Heißt das, man erlebt nicht wie bei uns eine Doppelbelastung und völlig überarbeitete und erschöpfte Mütter? Ist es dann so, dass ein Kind quasi mehrere Mütter hat?

Ja, das kann man so sagen. Es gibt mehrere Frauen, die nach ihm schauen. Das sind die Tanten in der mütterlichen Linie, die zusammenlebt.

Ich fand auch interessant, dass es in diesen Kulturen das Wort Vater gar nicht gibt.

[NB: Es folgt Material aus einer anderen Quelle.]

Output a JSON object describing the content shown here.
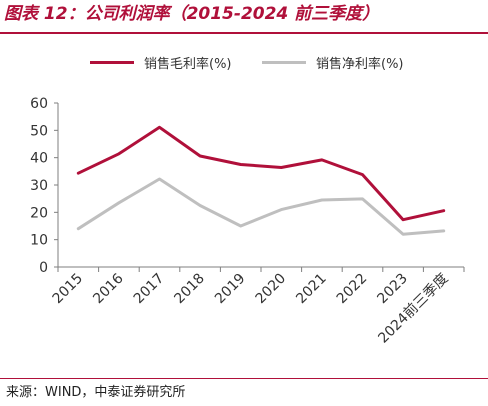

Stimmt. Sie haben es später gehört von unserer Kultur. Der Vater ist nicht interessant. Der Onkel ist die männliche Bezugsperson, also der Bruder der Mutter.
Mann-Frau-Balance bedeutet Schwester-Bruder. Sie sind aus einem Mutterleib entstanden. So muss man sich die Geschlechterbalance dort vorstellen.

Die moderne westliche Welt ist eher nicht von einer fürsorglichen Gemeinschaftsstruktur, sondern vom Individualismus geprägt. Wie ist in dieser Hinsicht Ihr Blick auf unsere moderne Gesellschaft?

Ja, wir haben die Fürsorge an Institutionen delegiert. Im Matriarchat dagegen funktioniert sie über menschliche Beziehungen. Das ist der große Unterschied. Im Matriarchat wissen alle, wenn jemand etwas braucht und in Not gerät, dann bekommt er es. Da muss niemand über die Stränge schlagen oder betrügen oder sich über alle Maßen verbiegen und anstrengen.

Mütterliche Werte in unsere Gesellschaft integrieren

Welche Impulse können wir aus dem Matriarchat übernehmen? Es gibt dank Subsistenzwirtschaft keine Armut, niemand wird ausgegrenzt aus der Gemeinschaft.

Es ist ja nicht nur bäuerliche Subsistenzwirtschaft, die das Matriarchat ausmacht. Die Mingankabau etwa leben städtisch. Daran können wir sehen, dass wir dieses Modell in jede Art von Zivilisation integrieren können.

Zunächst einmal ist natürlich die Fürsorge für die anderen zentral. Alte Menschen oder Mütter werden nicht isoliert. Und über allen Werten steht die Mutter als Symbol. Das kann sich auch auf Männer beziehen. Auch Männer können mütterlich sein.

Wir könnten sozusagen das Mütterliche als Zentrum nehmen, als Wert, wie eine Gesellschaft aufgebaut sein kann. Wenn wir einander so fürsorglich begegnen, ist schon viel getan.

Es gibt auch alternative Ansätze bei uns im Westen. Sie gehen in Richtung alternative Währung, in Bewegungen wie Transition Town, ökologische Landwirtschaft, ganzheitliche Heilweisen, Wohnprojekte, Genossenschaften etc… Wir Filmerinnen werden häufig von alternativen Projekten und Gruppierungen angefragt und unterstützen alternative Lebensformen. Aber ich denke, ihnen fehlt noch der mütterliche Zusammenhalt.

Wenn wir uns einigen könnten und unser Land Mutterland nennen, dann wären wir auch weit weg von unserem Vaterland, was uns kein Glück gebracht hat, kein gutes Leben. Wenn wir uns einig sind im Umgang miteinander, in unserer Kultur, in der Wirtschaft, in unseren Künsten und allem, was wir so Produktives gestalten, könnten wir es schaffen. Es geht nur gemeinschaftlich.